Услышать музыку души своей – затаенную, не
громкую, не бравурную, не утратить ее с годами, сердцем, словно радаром,
уловить ее чистое и загадочное звучание, различить безошибочно пульс стиха, его
надиктованный свыше ритм, не захлебнуться в потоке слов родного языка, отобрать
единственные – так рождаются поэты, но это лишь одна составляющая, вторая – его
судьба, доля, удел в круговороте времени: суметь устоять на ногах в доставшихся
тебе координатах, без скулежа, без печалований нести свой жребий. Так мне
представляются две составляющие, пользуясь математической терминологией,
вектора Поэта, если он, Поэт, состоялся.
А Борис Слуцкий состоялся.
Как я ни доискивался, ни допытывался –
отроческие, юношеские стихи поэта не сохранились, но воспоминания о харьковском
предвоенном друге, хорошем поэте Михаиле Кульчицком, убитом па самом взлете
судьбы, – в штыковом бою под Сталинградом, Борис пронес через всю свою жизнь,
помог родным издать единственную книгу стихов, посвятил его памяти много своих
стихов, в том числе «Декабрь1941 года».
Та линия, которую мы гнули,
Дорога, по которой юность шла,
Была прямою от стиха до пули –
Кратчайшим расстоянием была.
<…>
Морозы лужи накрепко стеклят,
Трещат, искрятся, как в печи поленья:
Настали дни проверки исполненья,
Проверки исполненья наших клятв.
И когда в конце 1960-х, в нескончаемом горьком
списке имен погибших, высеченных на мрачном мраморе мемориального комплекса в
Волгограде, я не обнаружил свою фамилию, точнее – своего дяди Бориса Баткина,
сержанта-пулеметчика (не похоронку, а последний фронтовой треугольник от него
мы получили с волжских берегов), но натолкнулся случайно на имя «М. Кульчицкий»
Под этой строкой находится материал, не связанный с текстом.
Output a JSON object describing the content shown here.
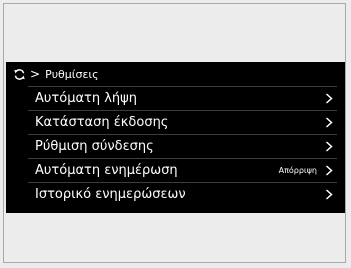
{
  "header": {
    "icon": "sync-icon",
    "separator": ">",
    "title": "Ρυθμίσεις"
  },
  "items": [
    {
      "label": "Αυτόματη λήψη",
      "value": ""
    },
    {
      "label": "Κατάσταση έκδοσης",
      "value": ""
    },
    {
      "label": "Ρύθμιση σύνδεσης",
      "value": ""
    },
    {
      "label": "Αυτόματη ενημέρωση",
      "value": "Απόρριψη"
    },
    {
      "label": "Ιστορικό ενημερώσεων",
      "value": ""
    }
  ],
  "colors": {
    "screen_background": "#000000",
    "text": "#ffffff",
    "divider": "#3d3d3d",
    "page_background": "#ececec"
  }
}
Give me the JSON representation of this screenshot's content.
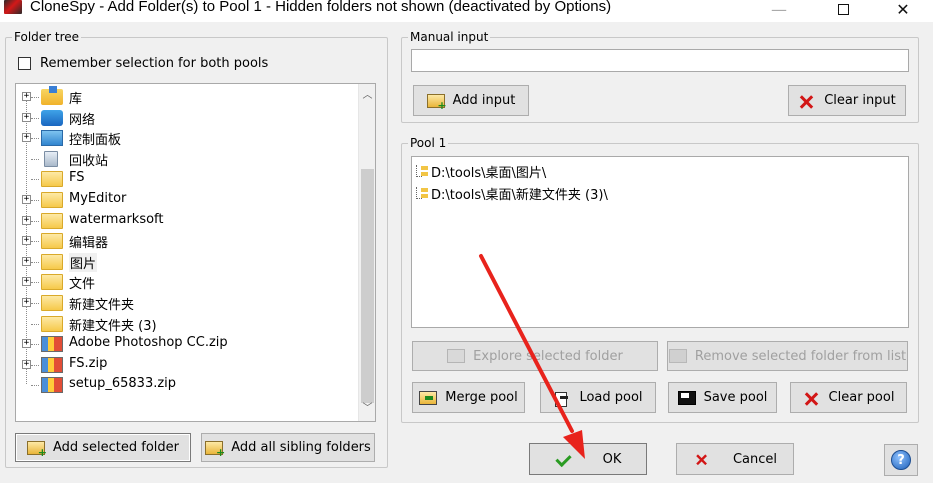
{
  "window": {
    "title": "CloneSpy - Add Folder(s) to Pool 1 - Hidden folders not shown (deactivated by Options)",
    "minimize": "—",
    "close": "✕"
  },
  "folder_tree": {
    "group_label": "Folder tree",
    "remember_label": "Remember selection for both pools",
    "remember_checked": false,
    "items": [
      {
        "label": "库",
        "icon": "library-icon",
        "expandable": true
      },
      {
        "label": "网络",
        "icon": "network-icon",
        "expandable": true
      },
      {
        "label": "控制面板",
        "icon": "control-panel-icon",
        "expandable": true
      },
      {
        "label": "回收站",
        "icon": "recycle-bin-icon",
        "expandable": false
      },
      {
        "label": "FS",
        "icon": "folder-icon",
        "expandable": false
      },
      {
        "label": "MyEditor",
        "icon": "folder-icon",
        "expandable": true
      },
      {
        "label": "watermarksoft",
        "icon": "folder-icon",
        "expandable": true
      },
      {
        "label": "编辑器",
        "icon": "folder-icon",
        "expandable": true
      },
      {
        "label": "图片",
        "icon": "folder-icon",
        "expandable": true,
        "selected": true
      },
      {
        "label": "文件",
        "icon": "folder-icon",
        "expandable": true
      },
      {
        "label": "新建文件夹",
        "icon": "folder-icon",
        "expandable": true
      },
      {
        "label": "新建文件夹 (3)",
        "icon": "folder-icon",
        "expandable": false
      },
      {
        "label": "Adobe Photoshop CC.zip",
        "icon": "zip-icon",
        "expandable": true
      },
      {
        "label": "FS.zip",
        "icon": "zip-icon",
        "expandable": true
      },
      {
        "label": "setup_65833.zip",
        "icon": "zip-icon",
        "expandable": false
      }
    ],
    "add_selected_label": "Add selected folder",
    "add_siblings_label": "Add all sibling folders"
  },
  "manual_input": {
    "group_label": "Manual input",
    "value": "",
    "add_label": "Add input",
    "clear_label": "Clear input"
  },
  "pool": {
    "group_label": "Pool 1",
    "entries": [
      "D:\\tools\\桌面\\图片\\",
      "D:\\tools\\桌面\\新建文件夹 (3)\\"
    ],
    "explore_label": "Explore selected folder",
    "remove_label": "Remove selected folder from list",
    "merge_label": "Merge pool",
    "load_label": "Load pool",
    "save_label": "Save pool",
    "clear_label": "Clear pool"
  },
  "footer": {
    "ok_label": "OK",
    "cancel_label": "Cancel",
    "help_label": "?"
  },
  "colors": {
    "annotation_arrow": "#e8231c",
    "clear_x": "#d21616",
    "ok_check": "#2a9b22"
  }
}
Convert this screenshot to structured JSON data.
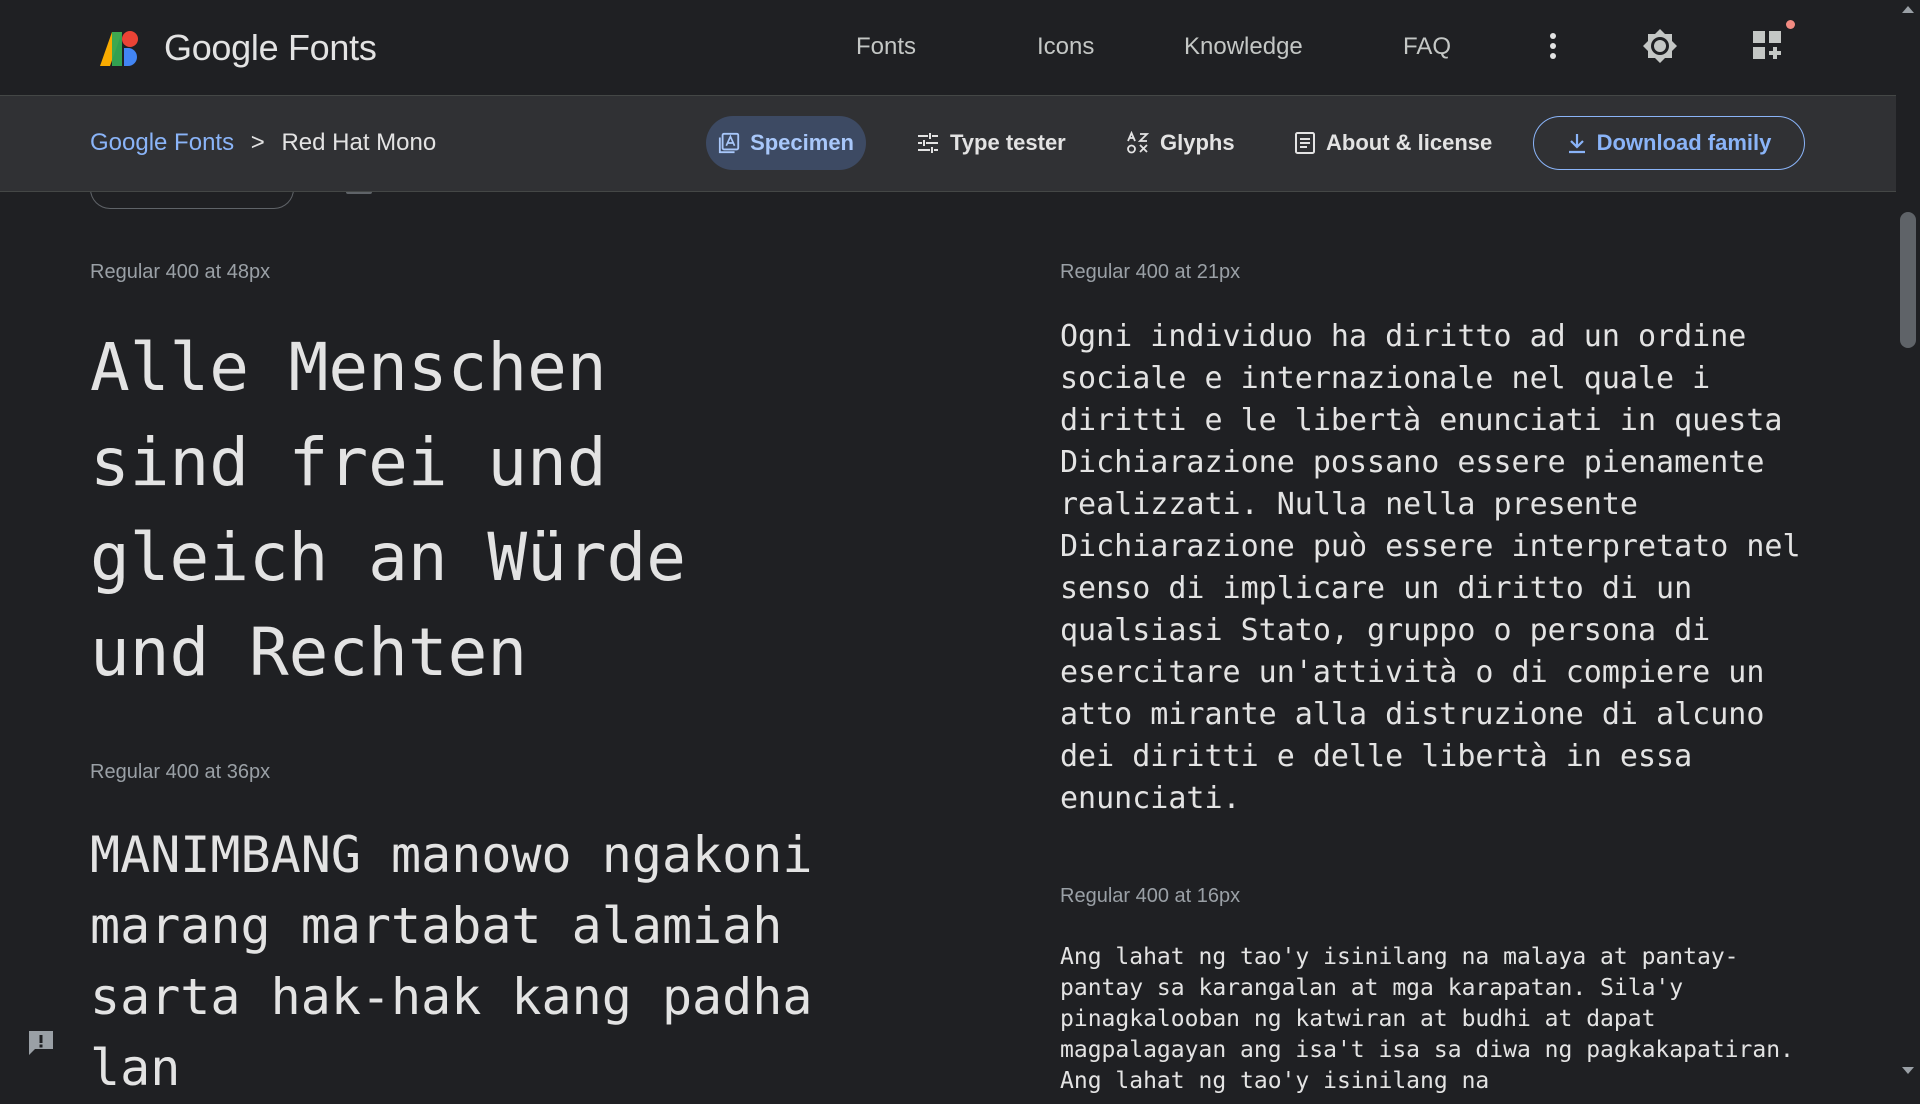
{
  "header": {
    "brand": "Google Fonts",
    "nav": [
      {
        "label": "Fonts"
      },
      {
        "label": "Icons"
      },
      {
        "label": "Knowledge"
      },
      {
        "label": "FAQ"
      }
    ],
    "icons": [
      "more-vert-icon",
      "theme-toggle-icon",
      "apps-grid-icon"
    ]
  },
  "subnav": {
    "breadcrumb_root": "Google Fonts",
    "breadcrumb_sep": ">",
    "breadcrumb_current": "Red Hat Mono",
    "tabs": [
      {
        "label": "Specimen",
        "icon": "specimen-icon",
        "active": true
      },
      {
        "label": "Type tester",
        "icon": "tune-icon",
        "active": false
      },
      {
        "label": "Glyphs",
        "icon": "glyphs-icon",
        "active": false
      },
      {
        "label": "About & license",
        "icon": "article-icon",
        "active": false
      }
    ],
    "download_label": "Download family"
  },
  "specimens": [
    {
      "label": "Regular 400 at 48px",
      "text": "Alle Menschen sind frei und gleich an Würde und Rechten"
    },
    {
      "label": "Regular 400 at 36px",
      "text": "MANIMBANG manowo ngakoni marang martabat alamiah sarta hak-hak kang padha lan"
    },
    {
      "label": "Regular 400 at 21px",
      "text": "Ogni individuo ha diritto ad un ordine sociale e internazionale nel quale i diritti e le libertà enunciati in questa Dichiarazione possano essere pienamente realizzati. Nulla nella presente Dichiarazione può essere interpretato nel senso di implicare un diritto di un qualsiasi Stato, gruppo o persona di esercitare un'attività o di compiere un atto mirante alla distruzione di alcuno dei diritti e delle libertà in essa enunciati."
    },
    {
      "label": "Regular 400 at 16px",
      "text": "Ang lahat ng tao'y isinilang na malaya at pantay-pantay sa karangalan at mga karapatan. Sila'y pinagkalooban ng katwiran at budhi at dapat magpalagayan ang isa't isa sa diwa ng pagkakapatiran. Ang lahat ng tao'y isinilang na"
    }
  ],
  "colors": {
    "background": "#1f2023",
    "subnav_background": "#303134",
    "accent": "#8ab4f8",
    "active_tab": "#3d4a63",
    "notification_dot": "#f28b82"
  }
}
и помянул тогда и своего талантливого земляка, поэта, погибшего, как и миллионы
других, повторюсь, на самом взлете судьбы.
И в памяти, и в сердце не осталось,
кроме войны, ни звука, ни строки…
В русской советской поэзии Борис Слуцкий
останется поэтом фронтового поколения, но если Михаил Луконин и Семен Гудзенко
свои обугленные строки, пропахшие порохом и кровью, писали в окопах, а
стихотворение Константина Симонова «Жди меня», напечатанное в газете «Правда» в
феврале 1942 года, сделало наутро имя его автора всемирно известным, что можно
сравнить лишь со стихами «На смерть поэта» Михаила Лермонтова и «Бабьим Яром»
Евгения Евтушенко, то фронтовая поэзия Бориса Слуцкого, пропитанные кровью и потом,
но обращенные к прошлому строки, – боль неутихающая, честная исповедь участника
войны уже из мирного времени.
В марте 1961 года, едва ли не при первой
встрече, я спросил Бориса:
– Вы на фронте стихи писали? – И столкнулся с
жестким взглядом поэта, недоуменным, раздраженным, словно затронул что-то
недозволенное.
– А вы, Вильям, на шахте писали? – ответил
вопросом на вопрос мой задумчивый, скупой на откровения собеседник, словно
можно было сравнить мою в луганских угольных глубинах молодость с его – фронтовой.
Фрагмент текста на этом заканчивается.